Why does this matter? Because a slowdown in China will affect the global economy. The country accounted for just over 4% of global GDP in 2003. By 2018, it accounted for nearly 16%. The global supply chain is not just vulnerable to China’s position as the world’s largest producer of goods and parts, but also as the world’s second largest consumer. Weaker demand from China will further complicate the impact on global supply chains.
A faster response
China is eager to show it has learned lessons from SARS. The response this time has been much quicker and there are reasons to believe a more extreme containment strategy could work.
An article by ‘The Conversation’ explains how China’s reliance on public transport makes it easier to patrol entry points to major cities. The size and density of Chinese cities makes it difficult to leave an urban area without taking public transport. The rapid construction of two new hospitals in the city of Wuhan points to the extraordinary capability and determination of China to contain coronavirus.
Containment is important for disrupted supply chains as they can only return to normal once the virus stops spreading. China’s response therefore could result in a shorter period of supply chain interruption, albeit with a negative social and economic impact to consider in the short term.
Lessons for the future
Coronavirus is not the first public health emergency to impact global networks, but its severity highlights a need for greater supply chain diversification and visibility. Chan Chun Sing points to coronavirus as “a very good lesson for everyone to really look at the supply chain resilience.” Natural disasters similarly prove this point: the 2011 Tōhoku earthquake in Japan exposed the dependence of global motor vehicle companies on auto parts manufacturing in the country.

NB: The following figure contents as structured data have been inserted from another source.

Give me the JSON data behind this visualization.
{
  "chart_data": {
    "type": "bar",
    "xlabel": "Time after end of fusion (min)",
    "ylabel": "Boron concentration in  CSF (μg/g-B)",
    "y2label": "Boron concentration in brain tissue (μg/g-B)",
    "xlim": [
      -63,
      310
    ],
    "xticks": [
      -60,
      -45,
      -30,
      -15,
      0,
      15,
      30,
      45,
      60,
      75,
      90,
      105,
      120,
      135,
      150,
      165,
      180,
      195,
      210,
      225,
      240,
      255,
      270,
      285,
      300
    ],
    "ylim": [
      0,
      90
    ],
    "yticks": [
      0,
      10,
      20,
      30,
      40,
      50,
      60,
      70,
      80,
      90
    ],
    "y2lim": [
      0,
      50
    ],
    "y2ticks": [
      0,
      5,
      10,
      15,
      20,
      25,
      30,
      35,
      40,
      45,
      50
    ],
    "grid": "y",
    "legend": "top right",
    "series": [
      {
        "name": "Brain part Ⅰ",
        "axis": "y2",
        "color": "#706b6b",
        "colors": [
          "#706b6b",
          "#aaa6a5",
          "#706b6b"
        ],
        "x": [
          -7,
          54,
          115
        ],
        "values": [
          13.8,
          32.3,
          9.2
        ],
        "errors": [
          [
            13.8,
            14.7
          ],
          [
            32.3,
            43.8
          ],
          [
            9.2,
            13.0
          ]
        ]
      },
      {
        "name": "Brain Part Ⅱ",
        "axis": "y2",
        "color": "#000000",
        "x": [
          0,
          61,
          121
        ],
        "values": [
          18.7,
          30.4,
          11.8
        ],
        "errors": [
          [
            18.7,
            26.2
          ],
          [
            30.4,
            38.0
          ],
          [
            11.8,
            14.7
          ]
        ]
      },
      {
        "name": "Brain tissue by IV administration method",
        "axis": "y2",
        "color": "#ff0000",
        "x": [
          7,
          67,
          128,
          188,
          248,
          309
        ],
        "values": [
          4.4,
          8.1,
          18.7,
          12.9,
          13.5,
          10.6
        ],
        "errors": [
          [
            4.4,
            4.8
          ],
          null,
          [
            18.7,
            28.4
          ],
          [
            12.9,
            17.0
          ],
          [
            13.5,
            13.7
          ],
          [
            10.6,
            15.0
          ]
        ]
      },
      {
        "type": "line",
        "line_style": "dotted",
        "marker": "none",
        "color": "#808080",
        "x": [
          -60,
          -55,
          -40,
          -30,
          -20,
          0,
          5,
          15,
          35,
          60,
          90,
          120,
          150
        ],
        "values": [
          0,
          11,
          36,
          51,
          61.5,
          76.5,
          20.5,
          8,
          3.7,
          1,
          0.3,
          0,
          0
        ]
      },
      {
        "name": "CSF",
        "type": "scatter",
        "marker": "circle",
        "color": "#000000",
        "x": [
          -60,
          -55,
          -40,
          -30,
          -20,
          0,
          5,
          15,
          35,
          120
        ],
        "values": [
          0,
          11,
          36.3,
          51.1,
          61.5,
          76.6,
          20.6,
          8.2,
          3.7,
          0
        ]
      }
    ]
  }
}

Diversification can succeed with the right strategy. Greater visibility into complex supply chain activity will equip organisations with the knowledge to reduce supplier exposure and risk. New technologies are emerging that allow conglomerates to manage partnerships with a wider range of suppliers, from global corporations to smaller start-ups. Data even suggests that supplier diversity can help reduce costs through fewer out-of-contract purchases.
A growing number of organisations are now incorporating diversity and visibility into their wider supplier collaboration and innovation programmes. But as the situation with coronavirus develops, the question is whether many more organisations will learn the lessons of the past and present.